Работы Павлова по кровообращению связаны, главным образом, с его деятельностью в клинике знаменитого русского клинициста Сергея Петровича Боткина. Они продолжались с 1874 по 1885 год. Боткин был не только выдающимся клиницистом своего времени, но и имел склонность к экспериментально-физиологической проверке тех идей, которые возникали у него на основании медицинской практики. С этой целью Боткин и пригласил Павлова. Под лабораторию была выделена бывшая деревянная баня клиники. Хотя Павлов до этого интересовался исключительно вопросами пищеварения, здесь он целиком отдался изучению механизмов сердечно-сосудистой системы. Боткин ставил перед Павловым вполне определенные задачи: он должен был дать физиологическую оценку целому ряду новых для того времени фармакологических средств. Особенный акцент в этих исследованиях Боткин ставил на проверке народных средств. Русская баня и лекарства знахарей – вот обстановка и предмет исследования молодого ученого Павлова, только что вернувшегося из благополучной Германии.
Одно из ключевых открытий было сделано, когда Павлов решил опробовать на собаках так называемые ландышевые капли. Какая знахарка, в какой русской глубинке лечила ими своих пациентов – не известно. Но клиницисту Боткину, увлеченному народной медициной, нужно было узнать всю физиологическую подоплеку действия подобного препарата. По своему внешнему виду вся эта деятельность в бане напоминает какую-то средневековую алхимию с ее вечными поисками эликсира молодости. Невольно вспомнишь Бердяева, который видел генезис современной европейской науки еще и в языческом магизме.

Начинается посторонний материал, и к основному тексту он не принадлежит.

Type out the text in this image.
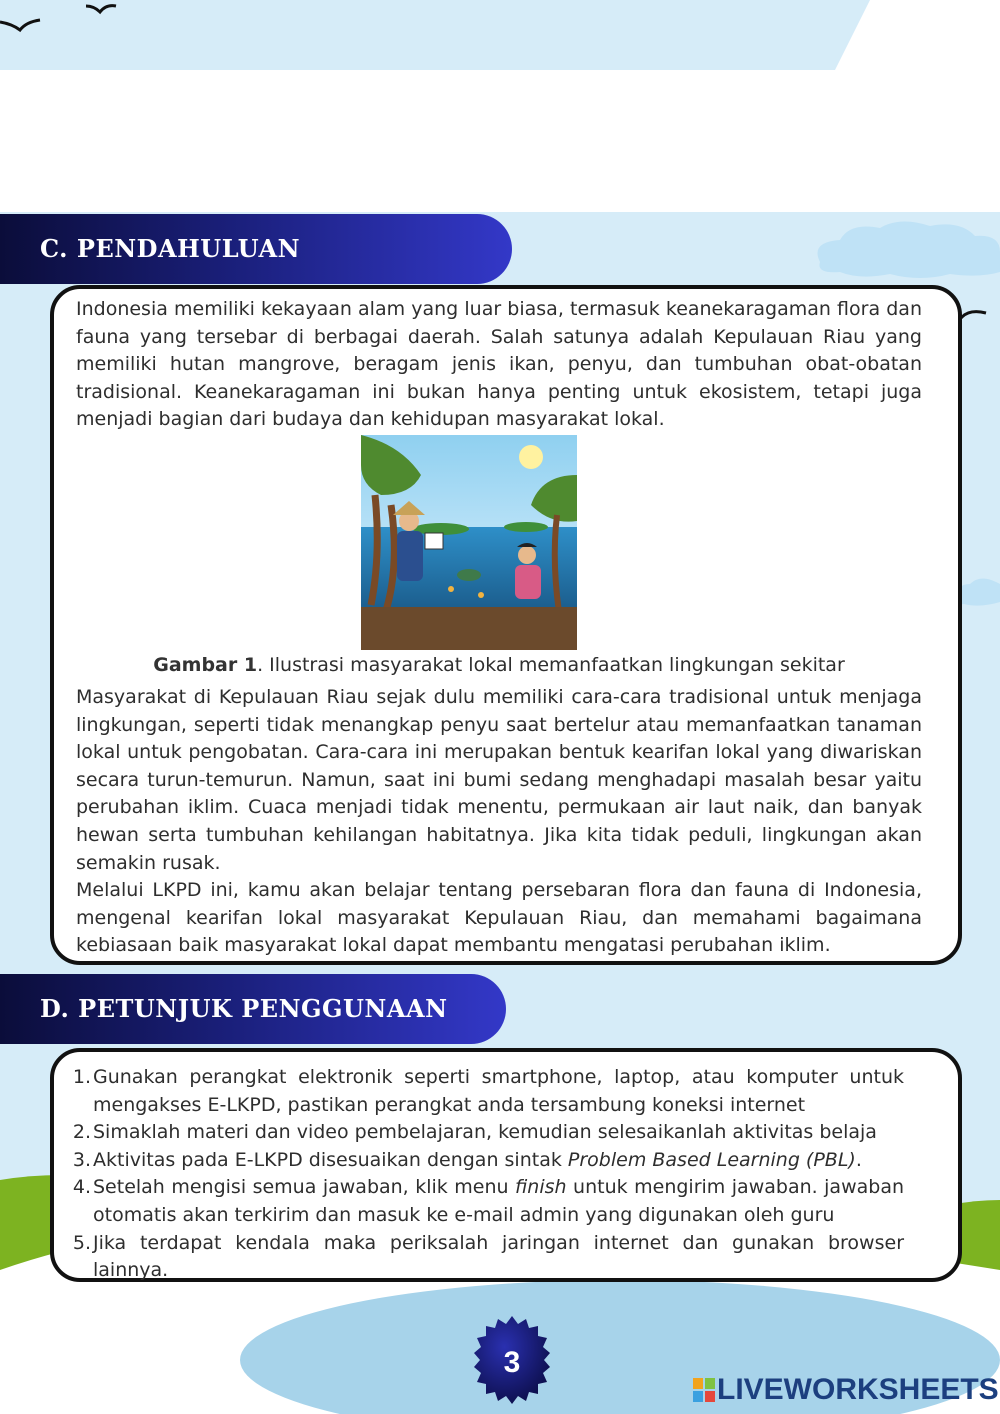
C. PENDAHULUAN

Indonesia memiliki kekayaan alam yang luar biasa, termasuk keanekaragaman flora dan fauna yang tersebar di berbagai daerah. Salah satunya adalah Kepulauan Riau yang memiliki hutan mangrove, beragam jenis ikan, penyu, dan tumbuhan obat-obatan tradisional. Keanekaragaman ini bukan hanya penting untuk ekosistem, tetapi juga menjadi bagian dari budaya dan kehidupan masyarakat lokal.

Gambar 1. Ilustrasi masyarakat lokal memanfaatkan lingkungan sekitar

Masyarakat di Kepulauan Riau sejak dulu memiliki cara-cara tradisional untuk menjaga lingkungan, seperti tidak menangkap penyu saat bertelur atau memanfaatkan tanaman lokal untuk pengobatan. Cara-cara ini merupakan bentuk kearifan lokal yang diwariskan secara turun-temurun. Namun, saat ini bumi sedang menghadapi masalah besar yaitu perubahan iklim. Cuaca menjadi tidak menentu, permukaan air laut naik, dan banyak hewan serta tumbuhan kehilangan habitatnya. Jika kita tidak peduli, lingkungan akan semakin rusak.

Melalui LKPD ini, kamu akan belajar tentang persebaran flora dan fauna di Indonesia, mengenal kearifan lokal masyarakat Kepulauan Riau, dan memahami bagaimana kebiasaan baik masyarakat lokal dapat membantu mengatasi perubahan iklim.

D. PETUNJUK PENGGUNAAN
1. Gunakan perangkat elektronik seperti smartphone, laptop, atau komputer untuk mengakses E-LKPD, pastikan perangkat anda tersambung koneksi internet
2. Simaklah materi dan video pembelajaran, kemudian selesaikanlah aktivitas belaja
3. Aktivitas pada E-LKPD disesuaikan dengan sintak Problem Based Learning (PBL).
4. Setelah mengisi semua jawaban, klik menu finish untuk mengirim jawaban. jawaban otomatis akan terkirim dan masuk ke e-mail admin yang digunakan oleh guru
5. Jika terdapat kendala maka periksalah jaringan internet dan gunakan browser lainnya.
3
LIVEWORKSHEETS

Первым серьезным открытием, которое создало славу Павлову, было открытие так называемого усиливающего нерва сердца. До Павлова было известно, что сердце регулируется в своей работе блуждающим нервом. Этот факт особенно подробно был исследован братьями Вебер, с именами которых связано открытие тормозящего действия блуждающего нерва на сердце. Экспериментируя на собаках, Павлов обратил внимание, что при раздражении некоторых симпатических нервов сердце начинает сокращаться более сильно, не изменяя, однако, при этом ритма своих сокращений. Получилось исключительное усиливающее действие. Замечательным было также и то, что уже остановившееся сердце могло быть вновь приведено в действие, если раздражать этот нерв. Это явление особенно отчетливо выступало в тех случаях, когда сердце останавливалось под влиянием каких-либо фармакологических средств, как, например, под влиянием пресловутых ландышевых капель. Естественно возникает вопрос: не эти ли капельки использовал знаменитый брат Лоренцо из «Ромео и Джульетты», когда хотел создать видимость смерти?
Открытие усиливающего нерва послужило исходным толчком для целого ряда работ, которые впоследствии создали научное направление под именем учения о нервной трофике. Позднее этот нерв получил название «нерва Павлова». Весь этот цикл работ, посвященный иннервации сердца, был оформлен в виде докторской диссертации под общим названием «Центробежные нервы сердца».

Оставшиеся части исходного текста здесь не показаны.